I am trying to proof the following question: we are claiming that given any sentence φ and any model M (of the same vocabulary), and any variable assignments g and g′ in M, then M, g |= φ iff M, g′ |= φ. We want the reader to do two things. First, show that the claim is false if φ is not a sentence but a formula containing free variables. Second, show that the claim is true if φ is a sentence.
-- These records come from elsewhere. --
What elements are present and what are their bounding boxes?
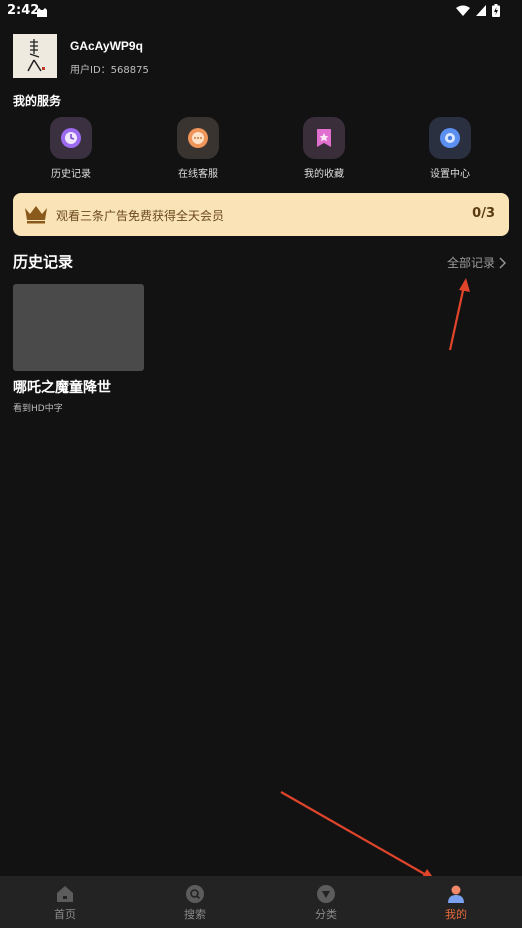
tab-home-label: 首页 [54, 908, 76, 921]
status-bar: 2:42 [0, 0, 522, 22]
service-favorites[interactable]: 我的收藏 [279, 117, 369, 180]
service-favorites-label: 我的收藏 [304, 169, 344, 180]
history-section-title: 历史记录 [13, 253, 74, 271]
chevron-right-icon [499, 257, 506, 268]
vip-ad-banner[interactable]: 观看三条广告免费获得全天会员 0/3 [13, 193, 509, 236]
android-notification-icon [36, 4, 48, 23]
avatar[interactable] [13, 34, 57, 78]
annotation-arrow-view-all [448, 278, 470, 351]
user-id-value: 568875 [110, 65, 149, 76]
chat-icon [177, 117, 219, 159]
signal-icon [476, 5, 486, 16]
services-title: 我的服务 [13, 94, 62, 108]
annotation-arrow-my-tab [280, 791, 435, 880]
services-grid: 历史记录 在线客服 我的收藏 设置中心 [0, 117, 522, 183]
user-id-label: 用户ID： [70, 65, 111, 76]
service-support[interactable]: 在线客服 [153, 117, 243, 180]
service-history[interactable]: 历史记录 [26, 117, 116, 180]
service-settings-label: 设置中心 [430, 169, 470, 180]
service-support-label: 在线客服 [178, 169, 218, 180]
tab-mine-label: 我的 [445, 908, 467, 921]
tab-search[interactable]: 搜索 [130, 876, 260, 928]
username: GAcAyWP9q [70, 39, 143, 53]
tab-search-label: 搜索 [184, 908, 206, 921]
category-icon [316, 884, 336, 904]
crown-icon [24, 204, 48, 228]
view-all-history-label: 全部记录 [446, 256, 495, 270]
history-item-thumbnail[interactable] [13, 284, 144, 371]
history-item[interactable]: 哪吒之魔童降世 看到HD中字 [13, 284, 144, 414]
bottom-tab-bar: 首页 搜索 分类 我的 [0, 876, 522, 928]
home-icon [55, 884, 75, 904]
profile-header[interactable]: GAcAyWP9q 用户ID：568875 [13, 34, 503, 78]
tab-category-label: 分类 [315, 908, 337, 921]
tab-mine[interactable]: 我的 [391, 876, 521, 928]
status-icons [456, 4, 500, 17]
status-time: 2:42 [7, 3, 40, 18]
history-item-title: 哪吒之魔童降世 [13, 380, 111, 396]
service-settings[interactable]: 设置中心 [405, 117, 495, 180]
banner-text: 观看三条广告免费获得全天会员 [56, 209, 225, 223]
search-icon [185, 884, 205, 904]
user-icon [446, 884, 466, 904]
gear-icon [429, 117, 471, 159]
tab-home[interactable]: 首页 [0, 876, 130, 928]
history-item-subtitle: 看到HD中字 [13, 404, 63, 414]
view-all-history-link[interactable]: 全部记录 [447, 254, 507, 271]
service-history-label: 历史记录 [51, 169, 91, 180]
tab-category[interactable]: 分类 [261, 876, 391, 928]
clock-icon [50, 117, 92, 159]
battery-icon [492, 4, 500, 17]
user-id: 用户ID：568875 [70, 61, 149, 76]
banner-progress: 0/3 [472, 206, 495, 221]
wifi-icon [456, 5, 470, 16]
bookmark-star-icon [303, 117, 345, 159]
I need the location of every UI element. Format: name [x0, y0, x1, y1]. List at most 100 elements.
I have tried the following approach: Here, given any sentence $\phi$ and any model $M$ (of the same vocabulary), and any variable assignments $g$ and $g'$ in $M$ then, $ M,g\models \phi\; \iff \; M,g'\models \phi $. Now if $\phi$ is a formula, then from the definitions of satisfaction of formula in a model $M$ the first one is given below,\ $ M,g\models R(\tau_1,...,\tau_n) \iff (I_F^g(\tau_1),...,I_F^g(\tau_n)) \in F(R) $\ $ M,g'\models R(\tau_1,...,\tau_n') \iff (I_F^{g'}(\tau_1),...,I_F^{g'}(\tau_n)) \in F(R) $\
But here $I_F^g(\tau_1) \neq I_F^{g'}(\tau_1)$ because the term $\tau_1$ can have different values for the assignments $g$ and $g'$ for the model $M$. Thus $ M,g\models \phi\; \iff \; M,g'\models \phi $ is not true if $\phi$ is a formula. The other definitions of satisfaction of formula are not needed to check as it has to satisfy all the definitions.
I am really not sure if I'm going into the right direction. There are six different satisfaction definitions given for a formula $\phi$. Can anybody help me if this is the correct way? Or how can I write the proof?